Floods are one of the most devastating natural disasters, accounting for the highest insured and uninsured losses annually, as well as costing many lives. With climate change possibly intensifying the hydrological cycle, the frequency and magnitude of extreme hydro-meteorological events, and therefore the risk of floods, are projected to continue to increase. This will be of devastating consequences, as it would put a greater strain on humanitarian response efforts and future financial risk of the global (re)insurance market.
Earth Observation data-based solutions currently provide a more advanced alternative to traditional ground-based flood monitoring methods or computer models, namely the ability to cover wider areas, frequent revisit times, abundant open access data and long historic image archives. However, there are still important challenges left unaddressed that compromise the quality and reliability of the data, such as the persistent cloud cover during floods, latency issues and the problem of getting abundant high-definition images under less favorable weather conditions and at night.

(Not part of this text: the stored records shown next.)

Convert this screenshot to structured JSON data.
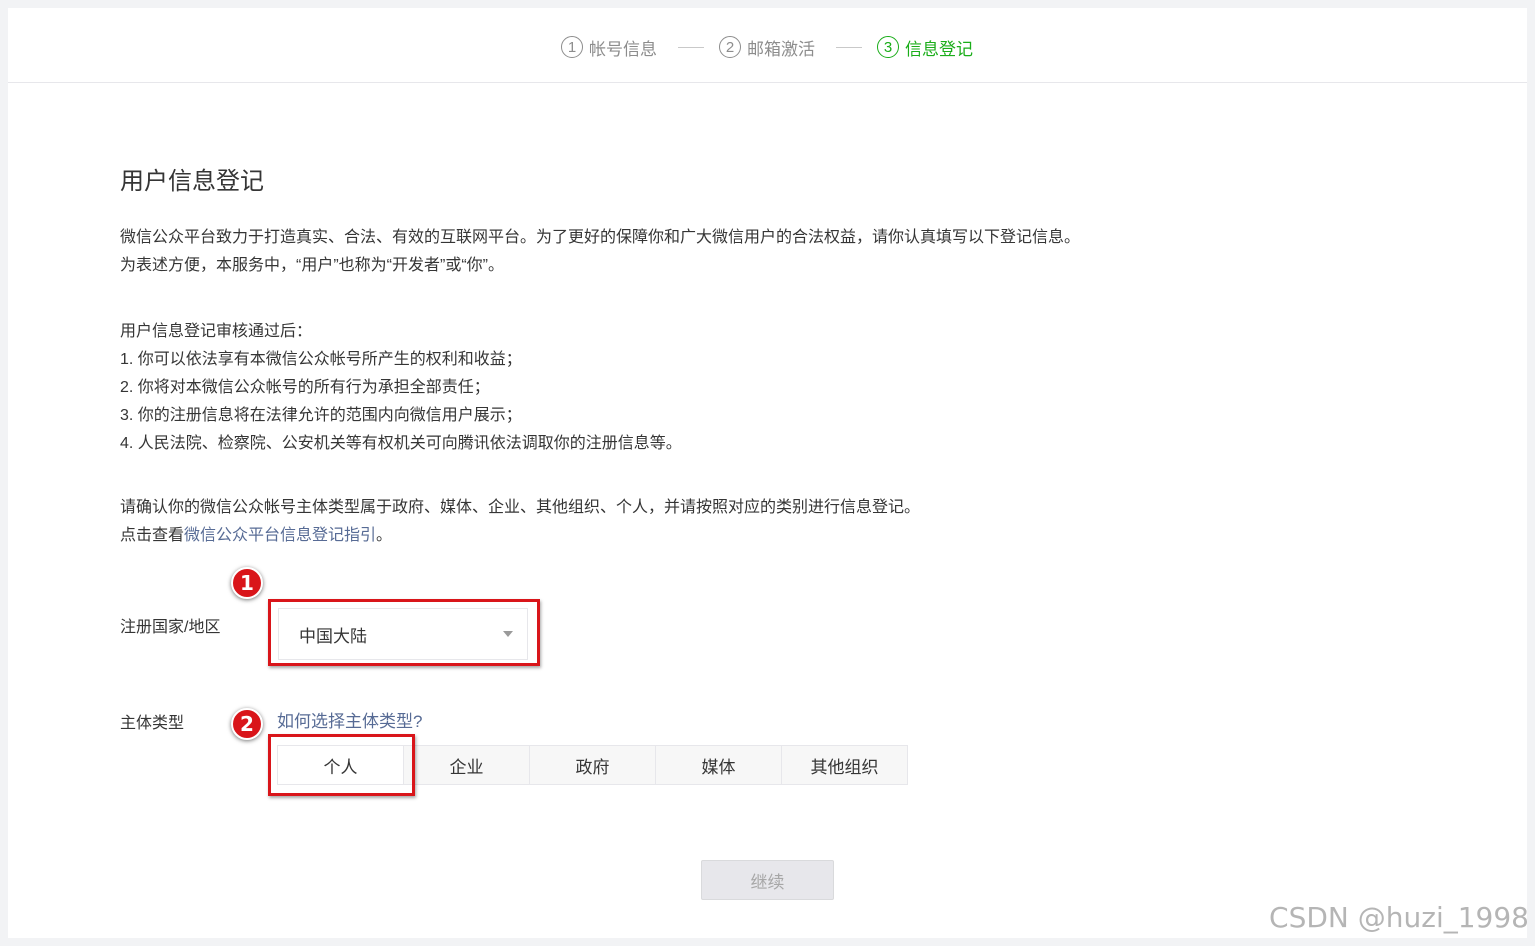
{
  "steps": [
    {
      "num": "1",
      "label": "帐号信息"
    },
    {
      "num": "2",
      "label": "邮箱激活"
    },
    {
      "num": "3",
      "label": "信息登记"
    }
  ],
  "page_title": "用户信息登记",
  "intro": [
    "微信公众平台致力于打造真实、合法、有效的互联网平台。为了更好的保障你和广大微信用户的合法权益，请你认真填写以下登记信息。",
    "为表述方便，本服务中，“用户”也称为“开发者”或“你”。"
  ],
  "after_review": [
    "用户信息登记审核通过后：",
    "1. 你可以依法享有本微信公众帐号所产生的权利和收益；",
    "2. 你将对本微信公众帐号的所有行为承担全部责任；",
    "3. 你的注册信息将在法律允许的范围内向微信用户展示；",
    "4. 人民法院、检察院、公安机关等有权机关可向腾讯依法调取你的注册信息等。"
  ],
  "confirm_text": "请确认你的微信公众帐号主体类型属于政府、媒体、企业、其他组织、个人，并请按照对应的类别进行信息登记。",
  "guide": {
    "prefix": "点击查看",
    "link": "微信公众平台信息登记指引",
    "suffix": "。"
  },
  "country": {
    "label": "注册国家/地区",
    "value": "中国大陆"
  },
  "subject": {
    "label": "主体类型",
    "help_link": "如何选择主体类型?",
    "options": [
      "个人",
      "企业",
      "政府",
      "媒体",
      "其他组织"
    ],
    "selected": "个人"
  },
  "continue_label": "继续",
  "annotations": [
    "1",
    "2"
  ],
  "colors": {
    "accent_green": "#1aad19",
    "link_blue": "#576b95",
    "annotation_red": "#d9151a"
  },
  "watermark": "CSDN @huzi_1998"
}
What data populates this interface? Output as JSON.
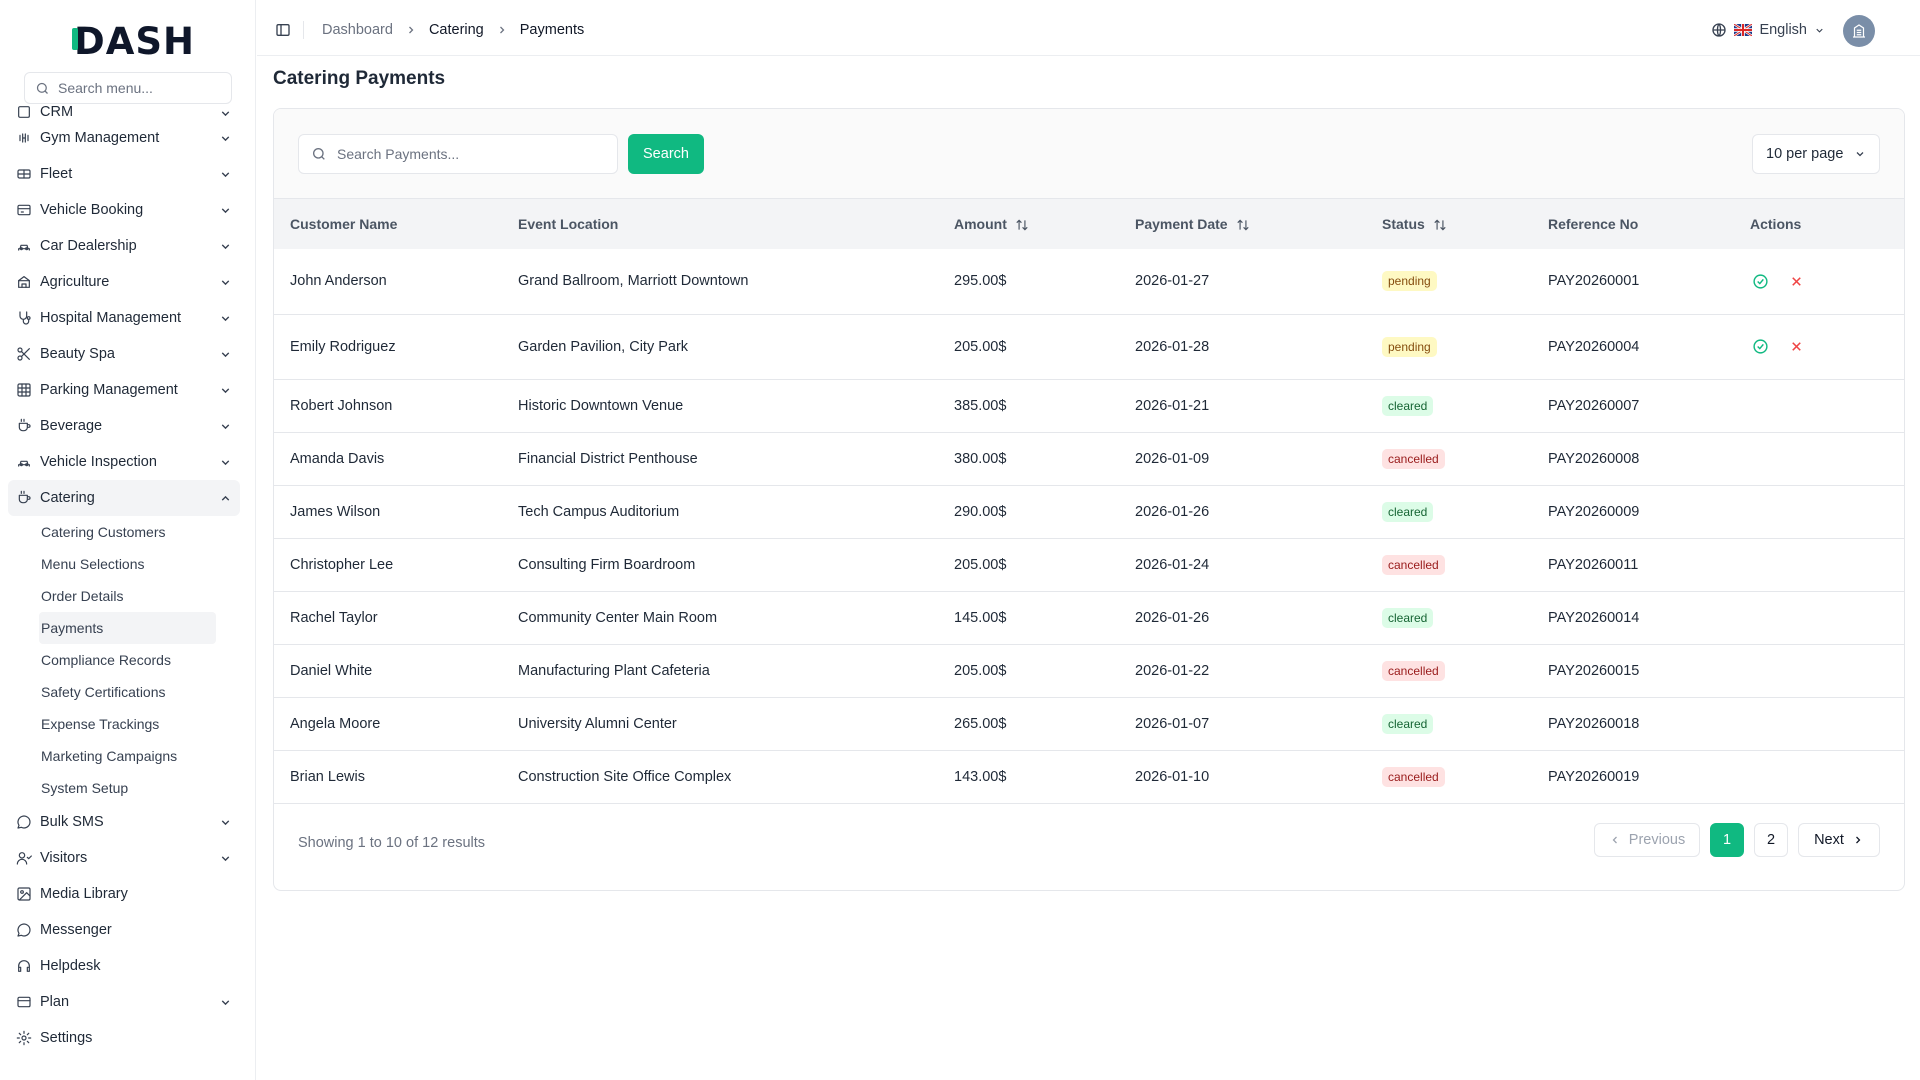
{
  "app": {
    "logo": "DASH"
  },
  "sidebar": {
    "search_placeholder": "Search menu...",
    "cut_item": "CRM",
    "items": [
      {
        "label": "Gym Management",
        "icon": "gym-icon"
      },
      {
        "label": "Fleet",
        "icon": "fleet-icon"
      },
      {
        "label": "Vehicle Booking",
        "icon": "vehicle-booking-icon"
      },
      {
        "label": "Car Dealership",
        "icon": "car-icon"
      },
      {
        "label": "Agriculture",
        "icon": "agriculture-icon"
      },
      {
        "label": "Hospital Management",
        "icon": "stethoscope-icon"
      },
      {
        "label": "Beauty Spa",
        "icon": "scissors-icon"
      },
      {
        "label": "Parking Management",
        "icon": "grid-icon"
      },
      {
        "label": "Beverage",
        "icon": "cup-icon"
      },
      {
        "label": "Vehicle Inspection",
        "icon": "car-icon"
      }
    ],
    "active_group": {
      "label": "Catering",
      "icon": "cup-icon"
    },
    "sub_items": [
      "Catering Customers",
      "Menu Selections",
      "Order Details",
      "Payments",
      "Compliance Records",
      "Safety Certifications",
      "Expense Trackings",
      "Marketing Campaigns",
      "System Setup"
    ],
    "items_after": [
      {
        "label": "Bulk SMS",
        "icon": "sms-icon",
        "chevron": true
      },
      {
        "label": "Visitors",
        "icon": "user-icon",
        "chevron": true
      },
      {
        "label": "Media Library",
        "icon": "image-icon",
        "chevron": false
      },
      {
        "label": "Messenger",
        "icon": "chat-icon",
        "chevron": false
      },
      {
        "label": "Helpdesk",
        "icon": "headset-icon",
        "chevron": false
      },
      {
        "label": "Plan",
        "icon": "card-icon",
        "chevron": true
      },
      {
        "label": "Settings",
        "icon": "gear-icon",
        "chevron": false
      }
    ]
  },
  "topbar": {
    "breadcrumb": [
      "Dashboard",
      "Catering",
      "Payments"
    ],
    "language": "English"
  },
  "page": {
    "title": "Catering Payments"
  },
  "toolbar": {
    "search_placeholder": "Search Payments...",
    "search_label": "Search",
    "per_page": "10 per page"
  },
  "table": {
    "columns": [
      "Customer Name",
      "Event Location",
      "Amount",
      "Payment Date",
      "Status",
      "Reference No",
      "Actions"
    ],
    "rows": [
      {
        "name": "John Anderson",
        "location": "Grand Ballroom, Marriott Downtown",
        "amount": "295.00$",
        "date": "2026-01-27",
        "status": "pending",
        "ref": "PAY20260001"
      },
      {
        "name": "Emily Rodriguez",
        "location": "Garden Pavilion, City Park",
        "amount": "205.00$",
        "date": "2026-01-28",
        "status": "pending",
        "ref": "PAY20260004"
      },
      {
        "name": "Robert Johnson",
        "location": "Historic Downtown Venue",
        "amount": "385.00$",
        "date": "2026-01-21",
        "status": "cleared",
        "ref": "PAY20260007"
      },
      {
        "name": "Amanda Davis",
        "location": "Financial District Penthouse",
        "amount": "380.00$",
        "date": "2026-01-09",
        "status": "cancelled",
        "ref": "PAY20260008"
      },
      {
        "name": "James Wilson",
        "location": "Tech Campus Auditorium",
        "amount": "290.00$",
        "date": "2026-01-26",
        "status": "cleared",
        "ref": "PAY20260009"
      },
      {
        "name": "Christopher Lee",
        "location": "Consulting Firm Boardroom",
        "amount": "205.00$",
        "date": "2026-01-24",
        "status": "cancelled",
        "ref": "PAY20260011"
      },
      {
        "name": "Rachel Taylor",
        "location": "Community Center Main Room",
        "amount": "145.00$",
        "date": "2026-01-26",
        "status": "cleared",
        "ref": "PAY20260014"
      },
      {
        "name": "Daniel White",
        "location": "Manufacturing Plant Cafeteria",
        "amount": "205.00$",
        "date": "2026-01-22",
        "status": "cancelled",
        "ref": "PAY20260015"
      },
      {
        "name": "Angela Moore",
        "location": "University Alumni Center",
        "amount": "265.00$",
        "date": "2026-01-07",
        "status": "cleared",
        "ref": "PAY20260018"
      },
      {
        "name": "Brian Lewis",
        "location": "Construction Site Office Complex",
        "amount": "143.00$",
        "date": "2026-01-10",
        "status": "cancelled",
        "ref": "PAY20260019"
      }
    ]
  },
  "pagination": {
    "summary": "Showing 1 to 10 of 12 results",
    "previous": "Previous",
    "next": "Next",
    "pages": [
      "1",
      "2"
    ],
    "current": "1"
  },
  "colors": {
    "accent": "#10b981",
    "pending": "#fef9c3",
    "cleared": "#dcfce7",
    "cancelled": "#fee2e2"
  }
}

FloodSENS overcomes these issues by developing a flood mapping application that is capable of integrating a wider range of EO datasets and derivative data from digital elevation models using Machine Learning. This novel application being developed to market, seeks to efficiently reconstruct flooded areas under partial cloud cover in satellite images, thus creating far more reliable flood risk assessments and flood mapping during emergencies.
FloodSENS is especially important for disaster response agencies at regional, national, and international level, who are keen to utilize the proliferation of open satellite data for flood mapping during emergencies. Additionally, in the insurance and re-insurance markets, stakeholders are interested in EO data to map the flood hazard of high-impact events and on a historical basis to understand risk exposure and the changing nature of it.

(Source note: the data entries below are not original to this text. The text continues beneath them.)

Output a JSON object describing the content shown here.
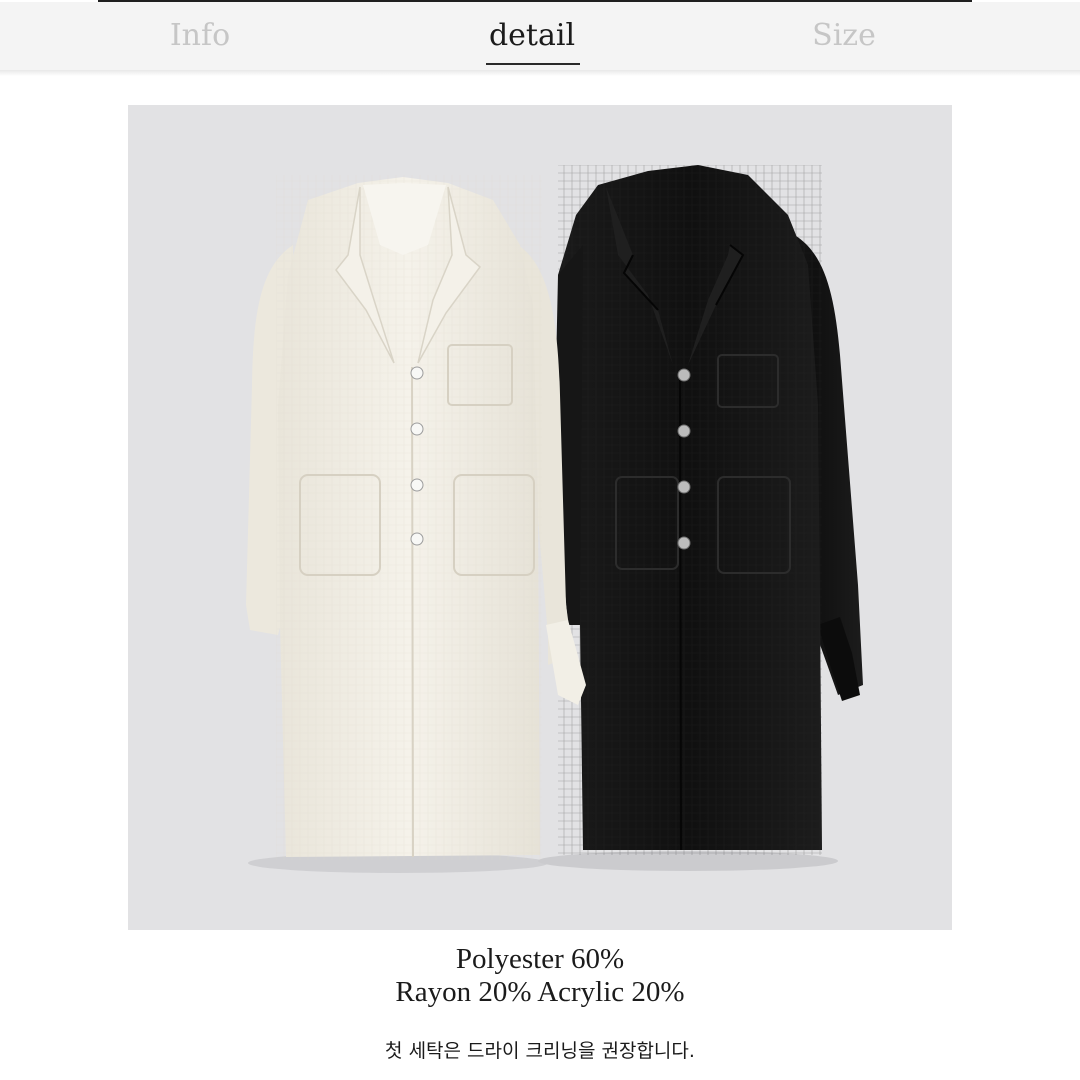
{
  "tabs": [
    {
      "label": "Info",
      "active": false
    },
    {
      "label": "detail",
      "active": true
    },
    {
      "label": "Size",
      "active": false
    }
  ],
  "product_image": {
    "subject": "coat-pair",
    "colors": {
      "background": "#e2e2e4",
      "ivory_coat": "#f1ede3",
      "black_coat": "#121212"
    }
  },
  "fabric": {
    "line1": "Polyester 60%",
    "line2": "Rayon 20% Acrylic 20%"
  },
  "care_note": "첫 세탁은 드라이 크리닝을 권장합니다.",
  "colors": {
    "active_tab": "#1b1b1b",
    "inactive_tab": "#c6c6c6",
    "tabbar_bg": "#f4f4f4"
  }
}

In the case of the flood disaster response markets, customers often have to deal with optical satellite imagery that is partly covered by clouds during flood events, where the data resolution is too low (>30 m pixel) )to allow for local scale flood analysis and they often lack resources to deal with complex EO image analysis. This inevitably compromises the humanitarian relief efforts as it leads to incomplete estimation of flood areas and thus misrepresentation of the real impact of the flood. The (re)insurance market struggles mainly with assessing the extent of flooding for high impact events, as well as understanding the potential flood risk exposure at a local-scale. This is due to many factors, including those referred to above, along with high costs in conducting on-site inspections, using incomplete EO data archives to build historical records and prediction models, and often lack of EO specialists.
FloodSENS is targeting both the humanitarian and disaster relief organizations, as well as the global (re)insurance market, with the aim of having the application work in diverse environments worldwide.

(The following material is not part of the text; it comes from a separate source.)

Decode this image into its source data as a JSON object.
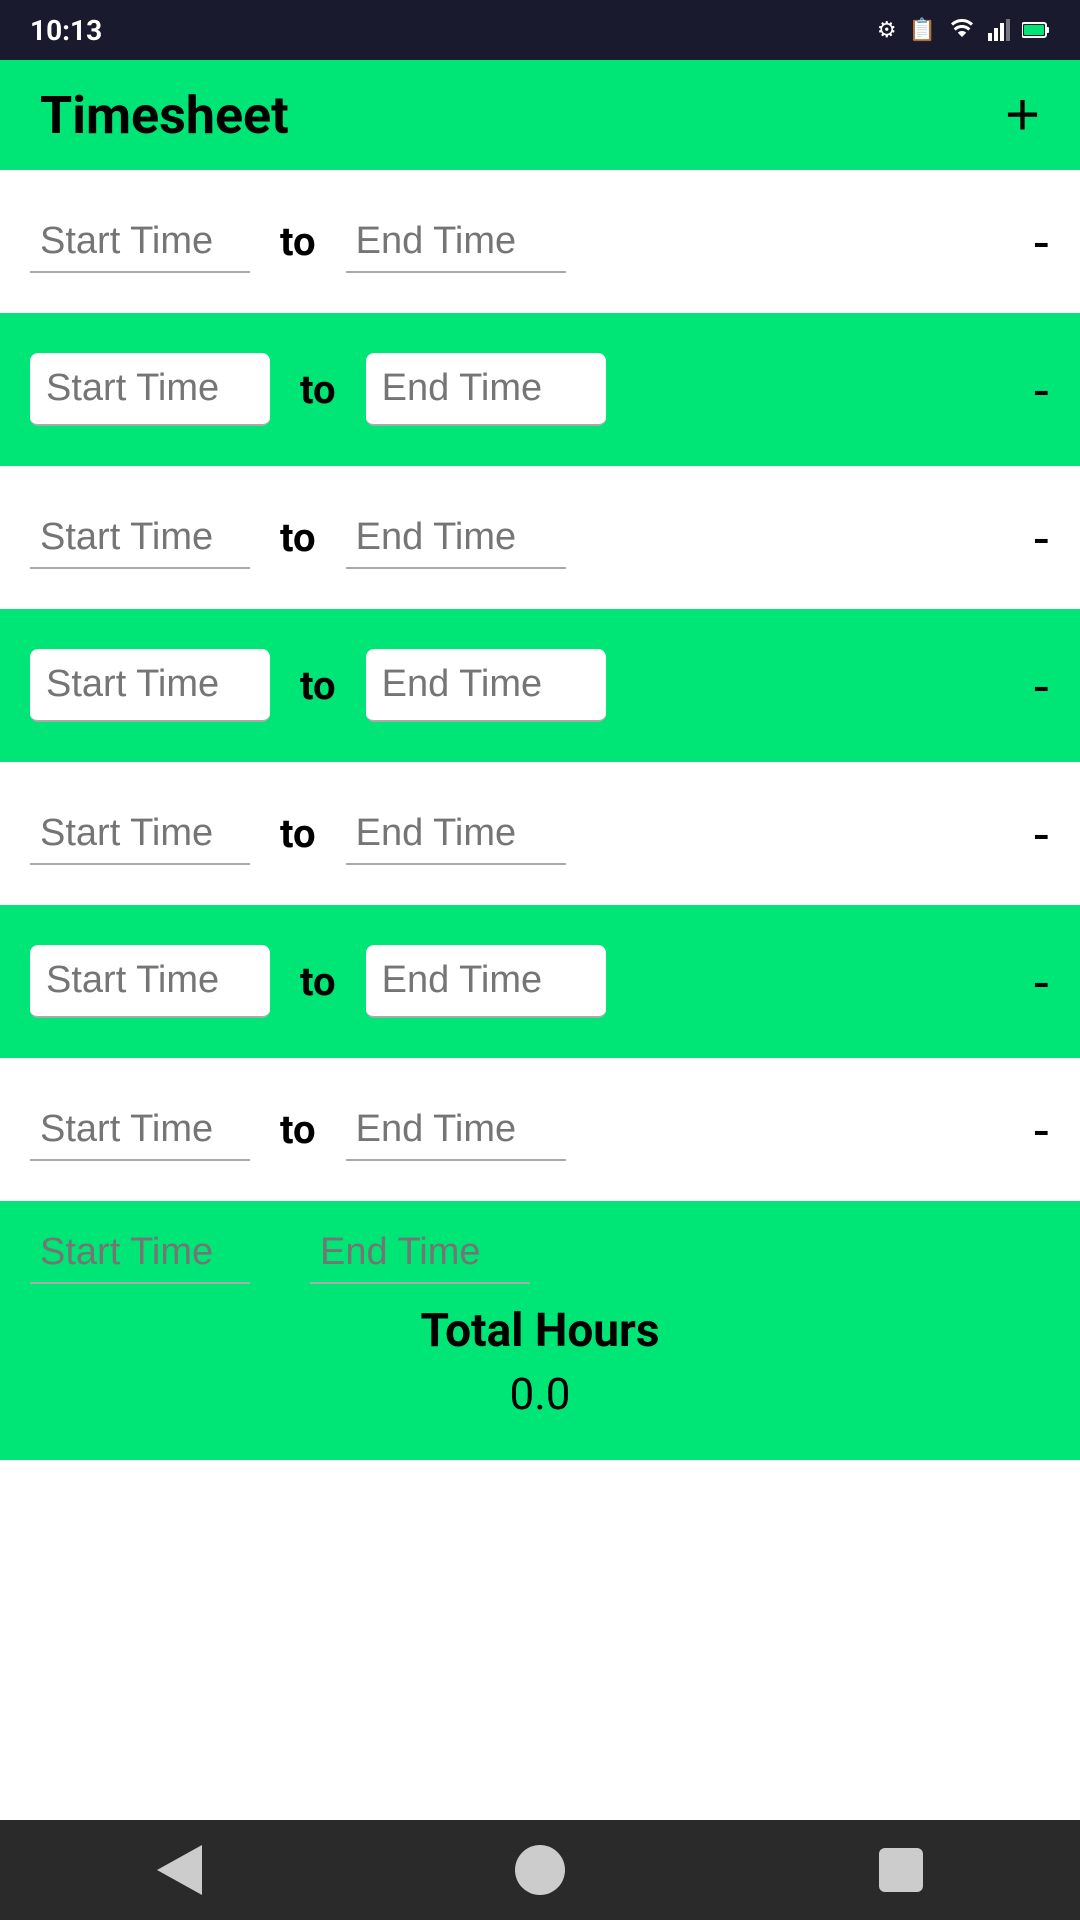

At an initial stage, as representatives of their respective customer markets, FloodSENS will have as partners and testing customers the United Nations World Food Programme (UN WFP), the National Disasters Management Institute of Mozambique (INGC) and Willis Re (re)insurance broker through Willis Towers Watson (WTW).
FloodSENS consists of a fully automated Machine Learning-based flood mapping algorithm, whose main characteristics include:
The schematic below, illustrates the FloodSENS algorithm structure, the overall architecture, and the key submodules.
The main elements that make up the full package of the development of FloodSENS are:
FloodSENS seeks to resolve some of the biggest challenges in utilizing EO data for flood mapping, namely the cloud cover in images and low resolution, typically much coarser than 30 m in pixel size for current global operational maps. In fact, no mapping app exists on the market that maps floods consistently in different biomes at the global level , while overcoming the major limitations of optical EO imagery during floods.
This is exactly what the innovation of FloodSENS is addressing by using a machine learning algorithm to reconstruct flooding under clouds in partially clouded optical satellite images. The final map output will not only have an accurate reconstructed flood map, but will produce maps at consistent accuracy levels across different biomes.
The added value of FloodSENS centers around two major innovations:
In fact, for both Europe and the wider world, future Earth Observation-based and ML-powered apps would add considerable value to the existing products of the free Copernicus Emergency Management Service (EMS) and beyond. RSS-Hydro’s FloodSENS will place itself at the intersection of these two fields (EO technologies and AI/ML application tools) being at the forefront of future EO-enabled innovative solutions, to make a difference in allowing a much more effective disaster response.
Development work and iterative testing on several testcases, located in different parts of the globe (e.g. Mozambique, Balaton region, Greece, Bremen) are ongoing. RSS-Hydro uses Open Street Map (OSM) data as reference data, and also selected official Sentinel-1 SAR-based flood maps from the Copernicus EMS. The team has now tested a number of use cases and have a robust plan moving forward. Furthermore, RSS-Hydro has completed the automation of all data pre-processing and training steps and is now also able to fully utilize the Azure platform for development and inference. We have built a first deployable FloodSENS version for WASDI, which is not publicly released yet. WASDI is the online cloud computing platform that allows location-specific inference as well as validation by our end-user partners. The next steps now are to test the FloodSENS architecture for transferability and to continue working on customer-led flood use cases. Together with our partner end-users, we are developing user specific demos to get a better understanding of possible sector-specific added values of FloodSENS.